Peut-être que le mot « versionnage » est un peu fort, car nous n’avons pas les mêmes possibilités que nous offre un vrai gestionnaire de version (comme Git), mais en utiliser un autre tel que « rollback » ou encore « copie » aurait été trop réducteur.

En effet, ZFS implémente un système d’instantané qui nous permet en moins d’un centième de seconde de faire une copie de tout un dataset. De plus, sa taille est nulle à la création, et prendra du poids au fur et à mesure de l’évolution de celui-ci.
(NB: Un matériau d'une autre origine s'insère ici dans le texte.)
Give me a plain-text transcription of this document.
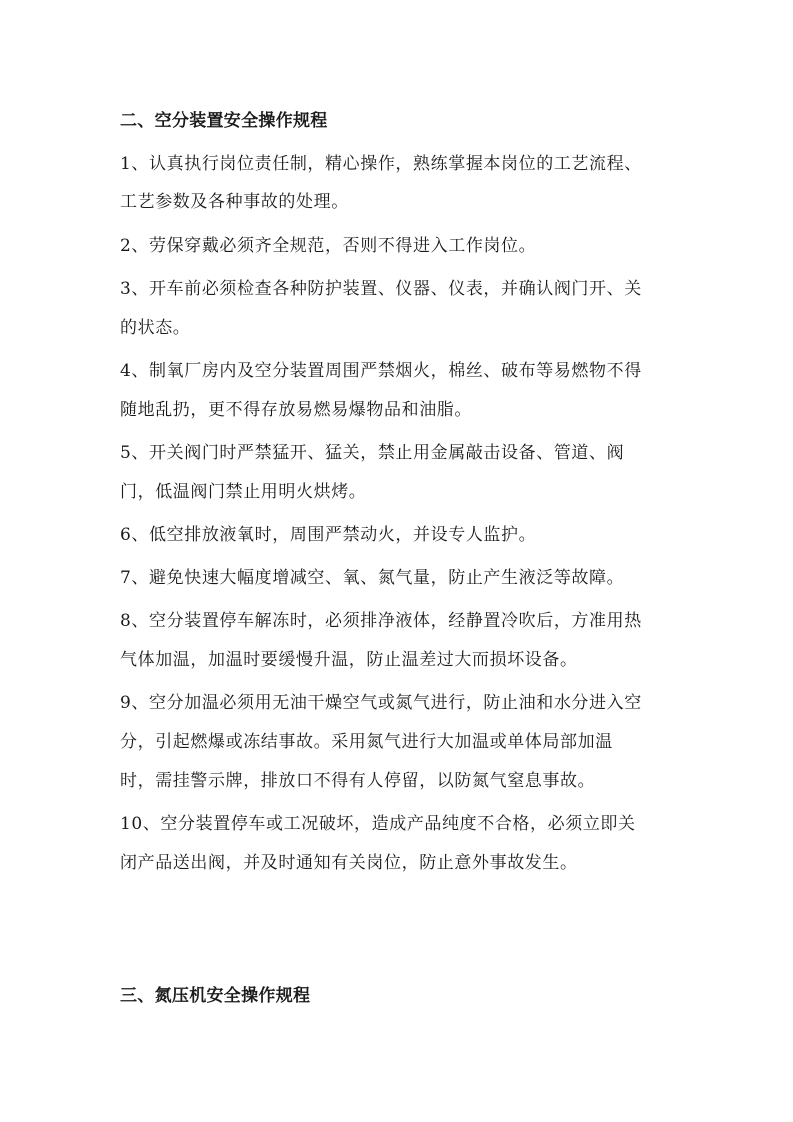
二、空分装置安全操作规程
1、认真执行岗位责任制，精心操作，熟练掌握本岗位的工艺流程、
工艺参数及各种事故的处理。
2、劳保穿戴必须齐全规范，否则不得进入工作岗位。
3、开车前必须检查各种防护装置、仪器、仪表，并确认阀门开、关
的状态。
4、制氧厂房内及空分装置周围严禁烟火，棉丝、破布等易燃物不得
随地乱扔，更不得存放易燃易爆物品和油脂。
5、开关阀门时严禁猛开、猛关，禁止用金属敲击设备、管道、阀
门，低温阀门禁止用明火烘烤。
6、低空排放液氧时，周围严禁动火，并设专人监护。
7、避免快速大幅度增减空、氧、氮气量，防止产生液泛等故障。
8、空分装置停车解冻时，必须排净液体，经静置冷吹后，方准用热
气体加温，加温时要缓慢升温，防止温差过大而损坏设备。
9、空分加温必须用无油干燥空气或氮气进行，防止油和水分进入空
分，引起燃爆或冻结事故。采用氮气进行大加温或单体局部加温
时，需挂警示牌，排放口不得有人停留，以防氮气窒息事故。
10、空分装置停车或工况破坏，造成产品纯度不合格，必须立即关
闭产品送出阀，并及时通知有关岗位，防止意外事故发生。
三、氮压机安全操作规程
Pour faire un instantané, il nous suffit d’utiliser la commande :
zfs snapshot tank/test@tuesday.
Ici, on effectue un instantané de notre dataset test sur le pool tank, qu’on appelle tuesday. La première utilité qu’on voit à un tel système est bien sûr de nous permettre de faire des réinitialisations en cas de problème. Si par exemple le mercredi suivant, la base de données de notre site se corrompt et devient inutilisable, un simple roolback nous permettra de revenir dans l’état de mardi :
zfs rollback tank/test@tuesday.

Mais en plus de ça, un instantané peut être cloné et monté en écriture ailleurs, permettant ainsi d’avoir pour un même dataset, plusieurs versions de celui-ci en cours d’utilisation :
zfs clone tank/test@tuesday tank/tuesday.
De cette façon, en plus d’avoir accès à /tank/test au niveau de notre arborescence, nous avons un /tank/tuesday qui a initialement le même contenu qu’avait /tank/test au moment du snapshot. Bien sûr, seuls les blocks qui différeront seront réellement écrits sur le disque, ce qui encore une fois fera pas mal d’économie de taille.

Quelle pourrait être l’utilité d’avoir plusieurs datasets possédant tous une base commune ? Imaginez devoir gérer un serveur d’intégration, permettant de tester les évolutions en cours de création sur un site Web donné. Il arrive fréquemment d’en développer plusieurs en simultané, ce qui impose à notre unique machine beaucoup de redéploiements. Malheureusement, les adaptations effectuées à la base de données par la fonctionnalité X posent régulièrement problème quand le code de celle-ci n’est plus présent, car c’est maintenant au tour d’Y d’être en démonstration… Résultat ? Changer l’intégration de branche signifie souvent réinitialiser la base de données, ce qui est bien plus long qu’un simple git checkout fonctionnalité-Y.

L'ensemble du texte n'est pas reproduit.